Le 28 juillet, il fit savoir au vice-roi que les hostilités ne commenceraient pas avant le 16 ou le 17 août. Le 9 août enfin, il lui apprit que le congrès allait très mal, que probablement l’armistice serait dénoncé le 10 par les alliés, et que la déclaration de guerre de l’Autriche nous serait alors notifiée. C’est exactement ce qui arriva. On voit que Napoléon ne fut point surpris, comme on l’a quelquefois supposé, par une confiance exagérée dans le bon vouloir de l’Autriche, qu’il ne se méprenait pas sur les conséquences de son refus d’accéder aux propositions de M. de Metternich, et qu’il courait, en pleine connaissance de cause, toutes les chances de la rupture.

La reprise des hostilités fut suivie presque immédiatement d’une de ses plus éclatantes victoires, la bataille de Dresde, après laquelle il put pendant quelques instans se croire de nouveau le maître de l’Europe.
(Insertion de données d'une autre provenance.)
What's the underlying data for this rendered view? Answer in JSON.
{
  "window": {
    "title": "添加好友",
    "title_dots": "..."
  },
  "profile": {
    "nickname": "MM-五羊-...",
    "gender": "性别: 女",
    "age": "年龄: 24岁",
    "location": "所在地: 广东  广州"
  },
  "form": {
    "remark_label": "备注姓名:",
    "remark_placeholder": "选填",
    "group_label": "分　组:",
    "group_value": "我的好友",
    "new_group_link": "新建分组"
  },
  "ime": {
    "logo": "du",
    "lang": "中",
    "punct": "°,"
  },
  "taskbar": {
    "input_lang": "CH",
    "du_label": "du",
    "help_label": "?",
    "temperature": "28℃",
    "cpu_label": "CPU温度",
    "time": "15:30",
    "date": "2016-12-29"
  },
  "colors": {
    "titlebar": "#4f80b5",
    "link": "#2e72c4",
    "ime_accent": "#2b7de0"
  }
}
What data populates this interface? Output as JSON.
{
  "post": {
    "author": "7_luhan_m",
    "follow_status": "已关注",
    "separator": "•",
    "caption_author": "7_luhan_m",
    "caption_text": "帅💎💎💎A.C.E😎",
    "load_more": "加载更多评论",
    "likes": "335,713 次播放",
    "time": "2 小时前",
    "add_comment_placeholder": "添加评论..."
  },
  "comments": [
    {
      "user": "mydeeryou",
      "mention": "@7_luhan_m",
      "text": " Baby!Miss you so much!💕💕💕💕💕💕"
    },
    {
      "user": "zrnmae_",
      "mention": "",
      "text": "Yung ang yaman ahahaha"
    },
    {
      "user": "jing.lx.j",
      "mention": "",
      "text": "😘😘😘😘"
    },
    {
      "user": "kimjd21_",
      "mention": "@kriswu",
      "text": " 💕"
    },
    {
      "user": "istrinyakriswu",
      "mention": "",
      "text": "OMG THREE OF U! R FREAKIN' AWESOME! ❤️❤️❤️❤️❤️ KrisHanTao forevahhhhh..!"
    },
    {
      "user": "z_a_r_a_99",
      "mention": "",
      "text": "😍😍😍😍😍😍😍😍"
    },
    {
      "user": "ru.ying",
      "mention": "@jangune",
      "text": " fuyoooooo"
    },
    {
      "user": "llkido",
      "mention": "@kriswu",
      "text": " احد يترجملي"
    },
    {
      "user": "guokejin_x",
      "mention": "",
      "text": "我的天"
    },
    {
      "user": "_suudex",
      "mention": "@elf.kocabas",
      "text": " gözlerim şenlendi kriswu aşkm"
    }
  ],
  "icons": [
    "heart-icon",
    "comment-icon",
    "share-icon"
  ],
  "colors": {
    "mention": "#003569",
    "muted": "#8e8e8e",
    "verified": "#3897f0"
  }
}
Le prince Eugène, en l’apprenant, se persuada encore une fois que la paix était prochaine ; mais déjà de graves et nombreux échecs éprouvés par les lieutenans de l’empereur sur les points où il ne pouvait se trouver en personne avaient plus que compensé les effets de cette victoire, et le réduisaient, dans la forte position centrale qu’il occupait en Saxe, à une impuissance d’action qui lui portait un coup mortel en détruisant son prestige. Quant à la position du vice-roi, elle n’était point facile. Pour défendre les provinces illyriennes et l’Italie, il n’avait, avec quelques divisions françaises, qu’une armée italienne toute neuve, l’ancienne ayant péri presque entièrement en Russie, une armée composée de jeunes gens de dix-huit à vingt-ans à qui un mois ou six semaines passés dans les dépôts n’avaient pu donner l’instruction et les habitudes militaires, et qui n’avaient pas même la force physique nécessaire pour supporter les fatigues de la guerre. Les maladies, développées par une saison exceptionnellement rigoureuse, ne tardèrent pas à éclaircir les rangs.